Are there rules for distinguishing 'P.P. adjectives' from 'P.P. verbs' for all sentences?
No. In fact, your second example ("The window is broken") is ambiguous. The "stative passive" reading with a participial adjective is certainly more common, but an "eventive passive" (regular passive) reading with a past participle is also possible, given appropriate context: "The security camera footage shows part of the event. […] At 1:13 AM, the window is broken by a projectile arriving from off-camera — apparently a thrown rock."
Can all 'P.P. verbs' be used as 'P.P. adjectives'? (For example: The word 'cleaned' as an adjective)
If the verb is transitive, then, probably; it's a common enough pattern that if you have a good reason (in a given context) to use a given participle as an adjective, then your audience will probably be able to follow you.

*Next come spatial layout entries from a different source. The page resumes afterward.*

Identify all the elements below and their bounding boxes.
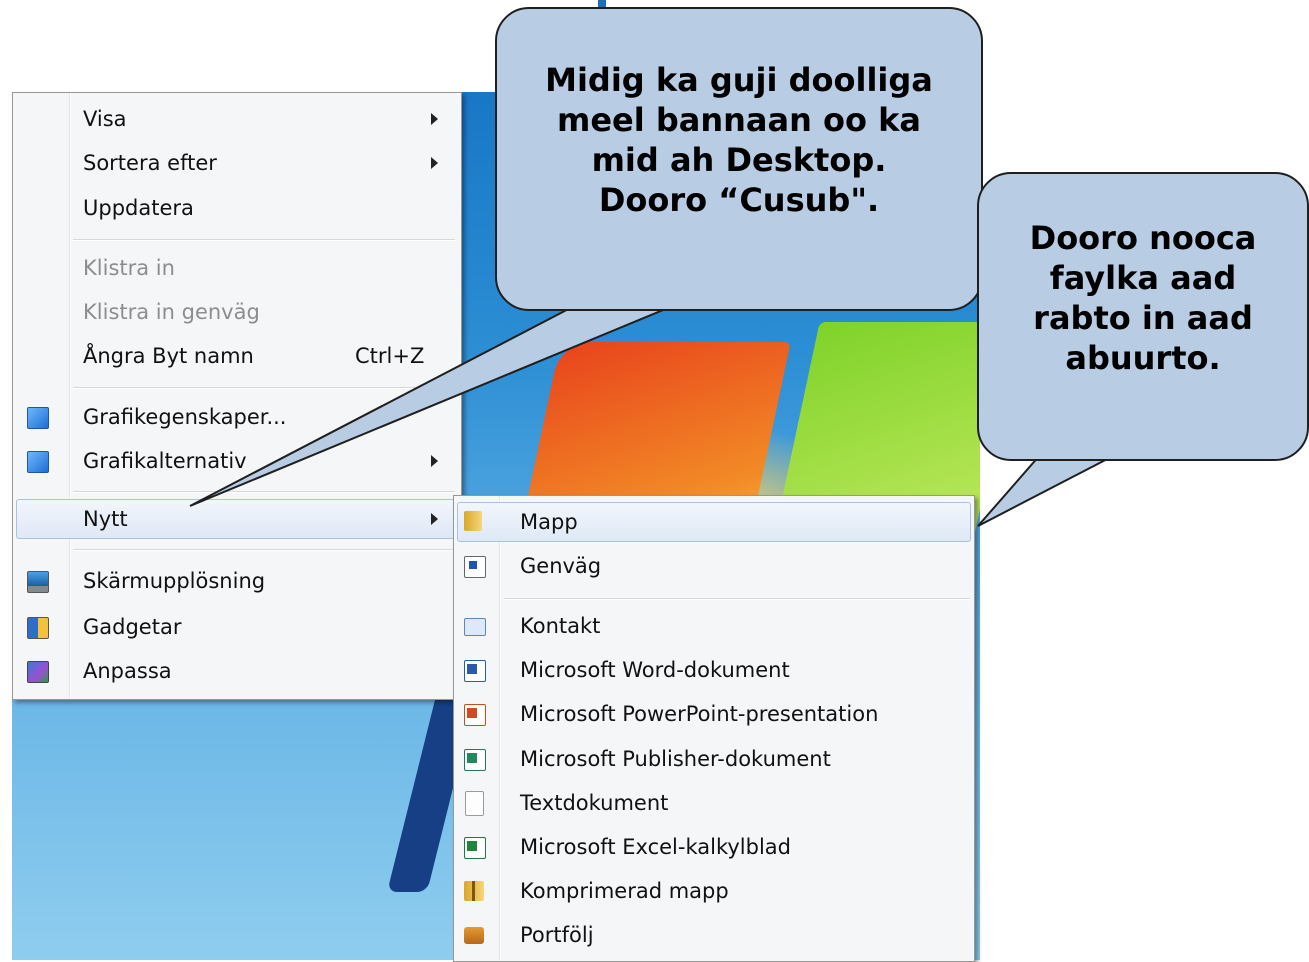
powerpoint-icon: [464, 704, 486, 726]
callout-first-line: mid ah Desktop.: [591, 141, 887, 179]
menu-item-graphics-options[interactable]: Grafikalternativ: [15, 441, 457, 481]
menu-separator: [73, 239, 455, 241]
menu-item-screen-resolution[interactable]: Skärmupplösning: [15, 561, 457, 601]
menu-separator: [504, 598, 970, 600]
menu-item-shortcut: Ctrl+Z: [355, 344, 425, 368]
personalize-icon: [27, 661, 49, 683]
submenu-item-publisher[interactable]: Microsoft Publisher-dokument: [456, 739, 970, 779]
callout-second-box: Dooro nooca faylka aad rabto in aad abuu…: [977, 172, 1309, 461]
screen-resolution-icon: [27, 571, 49, 593]
submenu-arrow-icon: [431, 113, 438, 125]
submenu-item-label: Mapp: [520, 510, 578, 534]
menu-item-undo-rename[interactable]: Ångra Byt namn Ctrl+Z: [15, 336, 457, 376]
callout-first-box: Midig ka guji doolliga meel bannaan oo k…: [495, 7, 983, 311]
menu-item-label: Uppdatera: [83, 196, 194, 220]
callout-first-line: Dooro “Cusub".: [598, 181, 880, 219]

That said, some past participles would be a stretch; even though "stand" can sometimes be transitive ("the teacher stood one student at each corner of the room"), it's hard to imagine a situation where you would describe someone as "stood" rather than "standing", simply because the latter is such a common word that you'd need a reason to avoid it.
If the verb is not transitive, then this is likely to be too much of a stretch; you can draft an intransitive verb into service as a transitive one if needed, and you can draft the past participle of a transitive verb into service as an adjective if needed, but doing both at once would probably just confuse your audience.